The Cellular Operators Association of India (COAI) has expressed its deep disappointment and alarming concern regarding TRAI’s Tariff Order (TTO) amendment.
For some reason these orders seem to be strengthening the ambitions of one particular operator with deep pockets and monopolistic designs at the expense of other operators says COAI.
Speaking about the TTO amendment Rajan Mathews, Director General, COAI said, “All our member operators, with the exception of one, feel deeply victimized and let down. We request the government to intervene and look into these concerns on an urgent basis and ensure a financially healthy and vibrant telecom industry that is able to support Digital India and serve customers. An environment of regulation and policy that is not based on an equal footing will further aggravate the deep financial stress and kill future investments, innovation in an industry that has put India on the global map.”
The industry, which was already reeling from regressive regulations such as a cut in Mobile Termination Charge and International Termination Charge, has now been dealt a near fatal body blow with the recent amendment to Telecom Tariff Order (TTO).

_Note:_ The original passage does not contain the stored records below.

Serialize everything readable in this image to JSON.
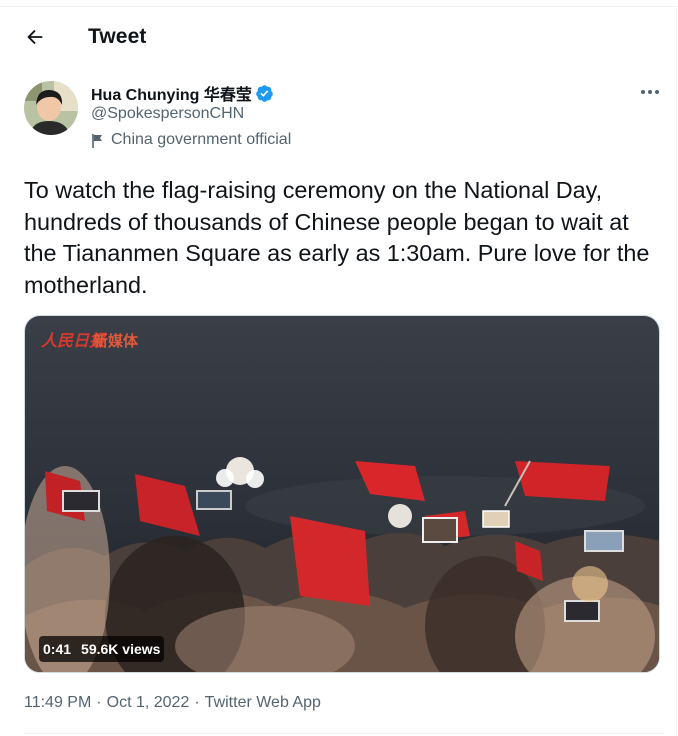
{
  "header": {
    "title": "Tweet",
    "back_icon": "arrow-left-icon"
  },
  "author": {
    "name": "Hua Chunying 华春莹",
    "handle": "@SpokespersonCHN",
    "verified_icon": "verified-badge-icon",
    "verified_color": "#1d9bf0",
    "affiliation": "China government official",
    "affiliation_icon": "flag-icon"
  },
  "more_icon": "more-horizontal-icon",
  "tweet": {
    "text": "To watch the flag-raising ceremony on the National Day, hundreds of thousands of Chinese people began to wait at the Tiananmen Square as early as 1:30am. Pure love for the motherland."
  },
  "media": {
    "watermark_logo": "人民日报",
    "watermark_text": "新媒体",
    "duration": "0:41",
    "views": "59.6K views"
  },
  "meta": {
    "time": "11:49 PM",
    "date": "Oct 1, 2022",
    "source": "Twitter Web App",
    "separator": "·"
  },
  "colors": {
    "secondary_text": "#536471",
    "primary_text": "#0f1419",
    "border": "#eff3f4"
  }
}
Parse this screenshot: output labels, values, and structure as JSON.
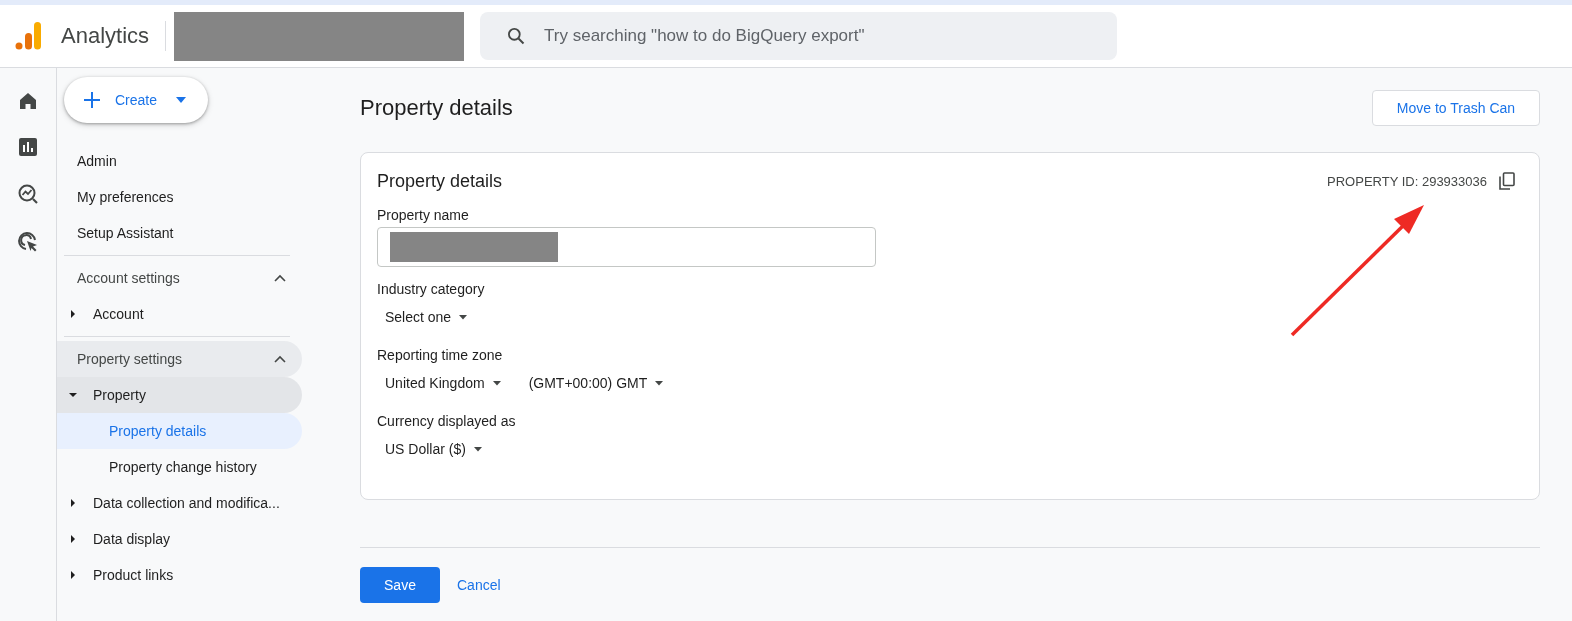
{
  "header": {
    "product": "Analytics",
    "search": {
      "placeholder": "Try searching \"how to do BigQuery export\""
    }
  },
  "sidebar": {
    "create_button": "Create",
    "links": [
      {
        "label": "Admin",
        "selected": false
      },
      {
        "label": "My preferences",
        "selected": false
      },
      {
        "label": "Setup Assistant",
        "selected": false
      }
    ],
    "sections": [
      {
        "title": "Account settings",
        "expanded": true,
        "highlighted": false,
        "items": [
          {
            "label": "Account",
            "expanded": false,
            "highlighted": false
          }
        ]
      },
      {
        "title": "Property settings",
        "expanded": true,
        "highlighted": true,
        "items": [
          {
            "label": "Property",
            "expanded": true,
            "highlighted": true,
            "children": [
              {
                "label": "Property details",
                "selected": true
              },
              {
                "label": "Property change history",
                "selected": false
              }
            ]
          },
          {
            "label": "Data collection and modifica...",
            "expanded": false,
            "highlighted": false
          },
          {
            "label": "Data display",
            "expanded": false,
            "highlighted": false
          },
          {
            "label": "Product links",
            "expanded": false,
            "highlighted": false
          }
        ]
      }
    ]
  },
  "page": {
    "title": "Property details",
    "trash_button": "Move to Trash Can",
    "card": {
      "title": "Property details",
      "property_id": "PROPERTY ID: 293933036",
      "fields": [
        {
          "kind": "text",
          "label": "Property name"
        },
        {
          "kind": "select",
          "label": "Industry category",
          "options": [
            "Select one"
          ]
        },
        {
          "kind": "select",
          "label": "Reporting time zone",
          "options": [
            "United Kingdom",
            "(GMT+00:00) GMT"
          ]
        },
        {
          "kind": "select",
          "label": "Currency displayed as",
          "options": [
            "US Dollar ($)"
          ]
        }
      ]
    },
    "save_button": "Save",
    "cancel_link": "Cancel"
  }
}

The amended TTO has modified the definition of Significant Market Power (SMP) to exclude relevant parameters like traffic volume and switching capacity for determining SMP. These parameters were a part of TRAI’s own criteria in the past. As a result, victims have now been made the perpetrators.
In a cruel twist of fate, one operator who by its own admission is the world’s largest data network may be free to offer any sort of predatory tariffs while older operators are now subject to regulation and cannot compete without falling foul of a new definition of what constitutes predatory pricing.
Rajan Mathews added, “Something that is a standard marketing practice across multiple industries – airlines, insurance, banking etc. – and has been was working well since the inception of tariff forbearance, has been done away with. While competition is an absolute necessity in any industry and in the interest of customers, it must also be fair. TRAI is legally bound to ensure orderly growth of telecom sector and also ensure level playing field for all participants. COAI welcomes any number of new operators but at the same time existing operators must also be given an equal opportunity to compete and safeguard their investments.”
The industry is dismayed with a succession of regulatory decisions and recommendations made in recent months that clearly appear to be to advantage of one operator at the cost of other players. While reducing the mobile termination charge the regulator ignored the adverse impact on the same on rural coverage and on investments made in those areas. This alone lost incumbent operators over Rs. 15,000 crore rupees per annum and benefited a new operator by nearly Rs. 10,000 crore.
The International termination charge recently reduced from 53 paise per minute to 30 paise per minute is a complete U-turn from the earlier decisions for increasing the same. This impacts Indian consumers and lower forex revenues to the Government to the tune of Rs. 2,000 crore rupees and has again been supported only by one operator.